SARONNO – Il Parco del Lura è diventato un “cantiere verde”: vi stanno trovando dimora più di mille alberi. Il sindaco Alessandro Fagioli, l’assessore comunale all’Ambiente Gianpietro Guaglianone e il consigliere comunale e presidente della commissione ambiente Carlo Pescatori hanno adesso effettuato un sopralluogo ed incontrato sul posto il direttore dei lavori per fare il punto della situazione.”E’ importante per noi capire cosa si stia facendo – afferma il sindaco – e devo dire che grande è l’impegno per migliorare questa struttura che è sicuramente un fiore all’occhiello della nostra comunità”. Il primo cittadino ha anche avuto modo di incontrare e parlare con diversi frequentatori del parco, che gli hanno sottoposto alcune osservazioni:”E’ essenziale conoscere il punto di vista di chi è spesso a contatto con questa realtà, i loro suggerimenti sono molto importanti per fare in modo che il parco sia sempre più fruibile dai cittadini. E ho potuto constatare l’importanza del lavoro che si sta svolgendo in questo periodo, che ha dato un nuovo volto ad alcune zone specifiche”. Non solo:”Ci sono anche alcune aree di proprietà del comune che potremmo sfruttare nel prossimo futuro: abbiamo già qualche idea in merito, nei prossimi mesi vedremo di farle diventare realtà”.

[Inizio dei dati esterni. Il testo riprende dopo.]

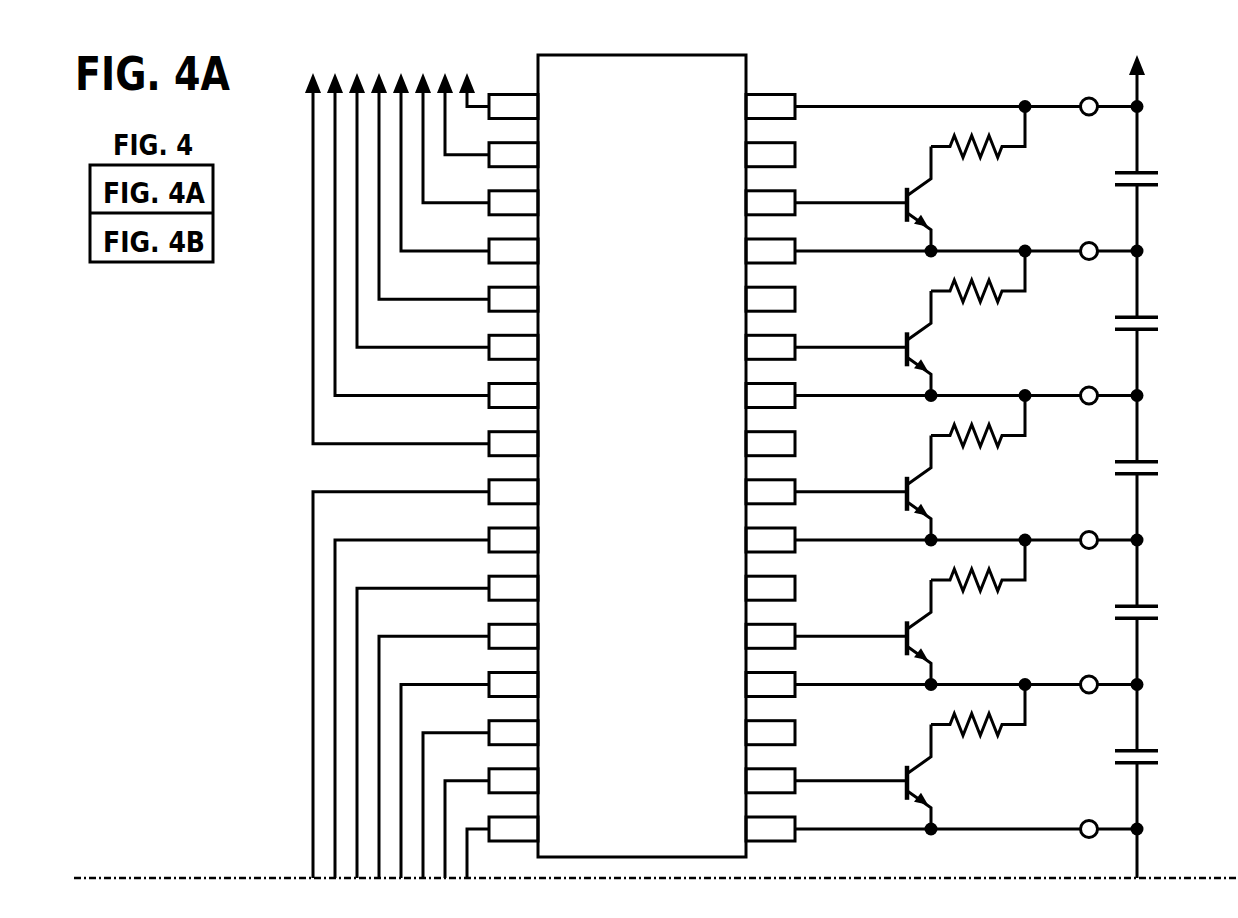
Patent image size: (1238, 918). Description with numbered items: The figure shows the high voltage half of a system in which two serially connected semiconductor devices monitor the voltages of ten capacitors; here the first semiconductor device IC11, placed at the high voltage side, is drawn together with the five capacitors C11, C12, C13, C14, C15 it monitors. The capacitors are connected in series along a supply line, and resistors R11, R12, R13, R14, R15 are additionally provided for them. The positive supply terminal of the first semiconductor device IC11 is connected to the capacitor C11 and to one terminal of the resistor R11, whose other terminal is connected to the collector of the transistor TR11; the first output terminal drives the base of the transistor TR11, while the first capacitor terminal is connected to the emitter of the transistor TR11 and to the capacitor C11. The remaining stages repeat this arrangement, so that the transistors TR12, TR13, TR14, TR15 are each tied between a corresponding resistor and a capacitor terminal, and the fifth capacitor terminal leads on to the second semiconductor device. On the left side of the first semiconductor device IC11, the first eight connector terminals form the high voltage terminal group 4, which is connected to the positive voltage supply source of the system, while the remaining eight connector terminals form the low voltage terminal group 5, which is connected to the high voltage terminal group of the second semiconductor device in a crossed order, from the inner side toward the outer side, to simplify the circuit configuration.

The high voltage terminal group 4 is at (266, 314).
The low voltage terminal group 5 is at (276, 624).
The first semiconductor device IC11 is at (642, 456).
The transistor TR11 is at (863, 199).
The transistor TR12 is at (863, 343).
The transistor TR13 is at (863, 488).
The transistor TR14 is at (863, 632).
The transistor TR15 is at (863, 777).
The resistor R11 is at (978, 146).
The resistor R12 is at (978, 290).
The resistor R13 is at (978, 435).
The resistor R14 is at (978, 579).
The resistor R15 is at (978, 724).
The capacitor C11 is at (1159, 180).
The capacitor C12 is at (1159, 324).
The capacitor C13 is at (1159, 469).
The capacitor C14 is at (1159, 613).
The capacitor C15 is at (1159, 758).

L’assessore Gianpietro Guaglianone sottolinea come “si sono dovuti eliminare diversi alberi ammalorati, che rappresentavano un rischio sia per i frequentatori del parco che per l’ecosistema dell’area. Si sta facendo un ottimo lavoro anche perché le piante tagliate sono state sostituite con specie autoctone che contribuiranno a dare nuova linfa alle aree interessate dagli interventi”. Presente come detto anche il presidente della commissione ambiente: “Si sta procedendo speditamente – afferma Pescatori – e con il giusto metodo. Si trattava di lavori necessari per rendere migliore e più sicuro il Parco”.”Sono molto contento per quanto si sta facendo – commenta invece Matteo Sinelli, membro del consiglio d’amministrazione del Consorzio Parco Lura – un evidente ritorno degli investimenti fatti dal Comune di Saronno per questa realtà”.

23032017

13 Commenti

  1. La giunta Porro era decisamente più “verde” di questa, abbiate almeno la decenza di ammetterlo!

    • Spiacente, ma lei è drammaticamente in torto: non conto più le volte che ho sottoposto al precedente assessore (Barin) la necessità di ripiantumazione di alberi morti o abbattuti, nel corso degli anni della precedente Amministrazione. Il tutto si è sempre risolto con un nulla di fatto o con lo stucchevole ritornello del “mancavano i fondi”.

      D’altra parte, da una giusta PD, che si è sempre presentata come “ecologista” (brutto termine, al quale è da preferirsi l’assai più democratico di “ecologico”), mi sarei aspettato molta più attenzione per il verde: a nulla è valsa la cospicua documentazione fotografica che, puntualmente, mi son preso cura di allegare ai messaggi.

      Devo convenire, con grande compiacimento (per i risultati, non certo per ragioni di “bandiera) che, con l’attuale programma di rinnovo primaverile, le cose sono fortemente cambiate: oltre all’articolo sul Parco, posso riferire dei casi di ricollocazione di nuovi arbusti in via miola, via piave, via carducci, via parini… e, immagino, in molte altre zone non di mia conoscenza.